Berkeley School's Chief Has Eye on Achievement Gap


By Doug Oakley
Staff Writer
Bay Area News Group
doakley@bayareanewsgroup.com

BERKELEY -- Taped to the wall in a long line across Donald Evans' office are the latest academic test scores of schools here, so the new superintendent knows just how each one is doing. 

Evans, who started the job three months ago, knows from those scores that if the city and school district are to meet their goal of closing the academic achievement gap between white students and students of color by 2020, they're going to have to work a lot harder. 

"It's doable, but it's going to take more than what we're doing right now," Evans said in an interview this week. "You're looking at a lot of kids in this community who have major resources, then on the other end of the spectrum there are kids with no resources at all -- and you're talking about leveling the playing field." 

Evans is convening a series of town hall meetings next month to hear from residents what they want out of the school district, including progress on the achievement gap. 

The 7 p.m. meetings will be on Oct. 8 at Frances Albrier Community Center, 2800 Park St.; Oct. 10 at Rosa Parks Elementary School, 920 Allston Way; and Oct. 17 at Martin Luther King Jr. Middle School, 1781 Rose St. 

In hiring Evans, the school board made closing the achievement gap a priority. The school district came up with the 2020 Vision Plan in 2008. 

By at least one measure progress is slow and the gap remains wide. 

In the five years the plan has been in place, English test scores of black ninth-graders have improved from 15 percent considered proficient to 24 percent proficient and from 75 percent below proficient to 67 percent below proficient. The percentage of those considered advanced, however, went from 10 percent to 9 percent. In the same time the English scores of white ninth-graders have stayed about the same with 67 percent in 2013 who were considered advanced, 24 percent proficient and 9 percent below proficient. 

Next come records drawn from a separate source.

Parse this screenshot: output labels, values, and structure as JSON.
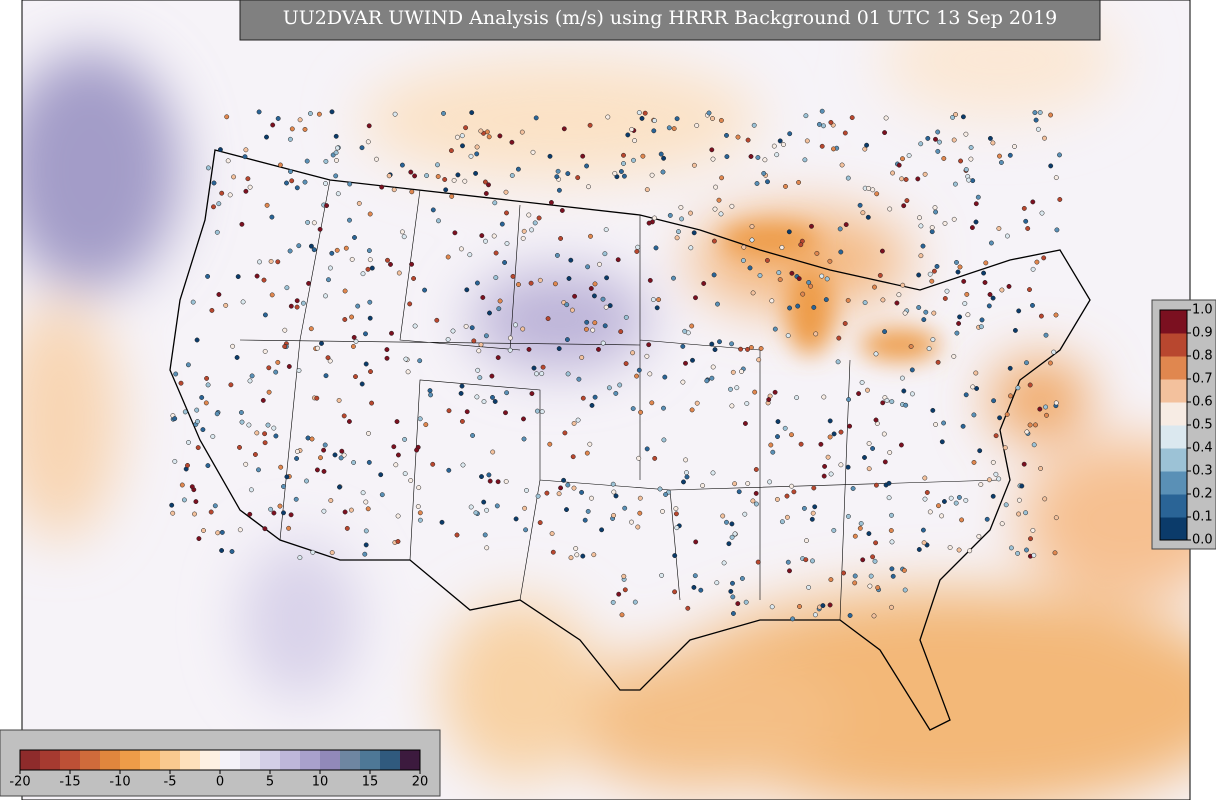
{
  "title": "UU2DVAR UWIND Analysis (m/s) using HRRR Background 01 UTC 13 Sep 2019",
  "wind_colorbar": {
    "lim": [
      -20,
      20
    ],
    "ticks": [
      -20,
      -15,
      -10,
      -5,
      0,
      5,
      10,
      15,
      20
    ],
    "colors": [
      "#8e2b2b",
      "#a63a30",
      "#bd5036",
      "#cf6b3b",
      "#e0863d",
      "#ee9c48",
      "#f6b465",
      "#fac98f",
      "#fde0bb",
      "#fdf1e3",
      "#f4f2f8",
      "#e5e2ef",
      "#d3cee6",
      "#beb7da",
      "#a9a1cc",
      "#9189b9",
      "#6e86a2",
      "#4e7896",
      "#305a7e",
      "#3c1a3e"
    ]
  },
  "obs_colorbar": {
    "lim": [
      0,
      1
    ],
    "ticks": [
      {
        "value": 0,
        "label": "0.0"
      },
      0.1,
      0.2,
      0.3,
      0.4,
      0.5,
      0.6,
      0.7,
      0.8,
      0.9,
      {
        "value": 1,
        "label": "1.0"
      }
    ],
    "colors": [
      "#0b3b6a",
      "#2a6496",
      "#5a90b6",
      "#9cc2d6",
      "#dbe8ef",
      "#f7ece4",
      "#f3c19d",
      "#e0874f",
      "#b8472f",
      "#7b1020"
    ]
  }
}
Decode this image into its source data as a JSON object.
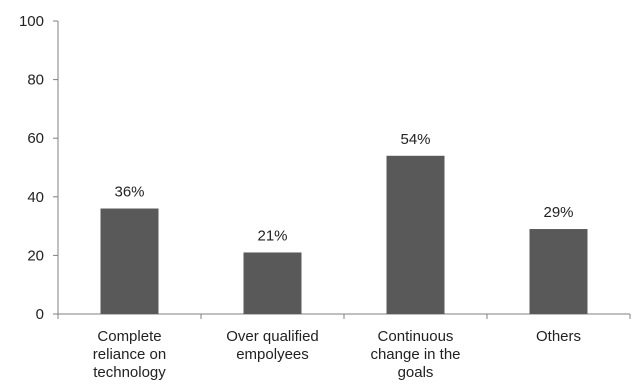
{
  "chart_data": {
    "type": "bar",
    "categories": [
      [
        "Complete",
        "reliance on",
        "technology"
      ],
      [
        "Over qualified",
        "empolyees"
      ],
      [
        "Continuous",
        "change in the",
        "goals"
      ],
      [
        "Others"
      ]
    ],
    "values": [
      36,
      21,
      54,
      29
    ],
    "data_labels": [
      "36%",
      "21%",
      "54%",
      "29%"
    ],
    "yticks": [
      "0",
      "20",
      "40",
      "60",
      "80",
      "100"
    ],
    "ylim": [
      0,
      100
    ],
    "bar_color": "#595959",
    "axis_color": "#808080",
    "grid": false,
    "legend": "none"
  }
}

"For some kids it's not just the academics," Evans said. "It's how do we meet the emotional and social needs as well. We do have some challenges. So the question I'll be asking the community at these meetings is, how can we better serve the needs of each student, what are we doing well and how do we focus our efforts." 

Evans said he is asking similar questions of teachers and principals. He said each school is "doing its own thing." Some are doing it better than others, however, and he said he wants to replicate the successes at underperforming schools. 

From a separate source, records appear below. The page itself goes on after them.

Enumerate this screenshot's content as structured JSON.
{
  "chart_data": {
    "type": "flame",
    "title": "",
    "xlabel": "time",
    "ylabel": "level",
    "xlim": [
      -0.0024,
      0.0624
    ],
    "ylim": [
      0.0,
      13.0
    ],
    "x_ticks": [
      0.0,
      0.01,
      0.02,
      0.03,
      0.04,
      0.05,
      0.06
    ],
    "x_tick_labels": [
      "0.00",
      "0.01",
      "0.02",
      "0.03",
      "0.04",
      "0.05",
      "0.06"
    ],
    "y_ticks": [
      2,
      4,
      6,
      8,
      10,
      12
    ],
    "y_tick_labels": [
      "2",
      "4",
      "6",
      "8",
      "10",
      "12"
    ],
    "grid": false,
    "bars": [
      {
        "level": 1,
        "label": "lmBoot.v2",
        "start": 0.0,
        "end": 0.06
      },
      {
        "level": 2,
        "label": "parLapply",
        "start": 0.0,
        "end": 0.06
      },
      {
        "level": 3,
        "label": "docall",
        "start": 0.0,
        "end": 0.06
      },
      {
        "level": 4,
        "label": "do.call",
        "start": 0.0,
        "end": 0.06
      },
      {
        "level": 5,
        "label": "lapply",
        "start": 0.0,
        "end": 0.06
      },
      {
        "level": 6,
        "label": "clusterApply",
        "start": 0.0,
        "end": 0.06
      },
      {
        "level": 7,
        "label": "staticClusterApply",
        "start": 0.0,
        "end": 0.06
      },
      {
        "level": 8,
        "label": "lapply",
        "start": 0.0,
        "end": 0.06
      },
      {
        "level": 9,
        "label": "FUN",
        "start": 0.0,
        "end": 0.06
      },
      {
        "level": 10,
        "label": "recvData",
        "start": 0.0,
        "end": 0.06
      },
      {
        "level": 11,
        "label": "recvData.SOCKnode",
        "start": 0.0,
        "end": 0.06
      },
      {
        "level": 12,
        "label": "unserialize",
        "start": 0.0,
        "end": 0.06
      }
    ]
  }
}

Evans came from a 19-month stint as schools superintendent in Hayward, which has some of the lowest test scores in Alameda County and some of the highest average class sizes. Even with those disadvantages, he said, the achievement gap is not as wide in Hayward as it is in Berkeley. "Here you have a huge gap and it's really apparent," he said. "And Berkeley has more resources and support for our kids."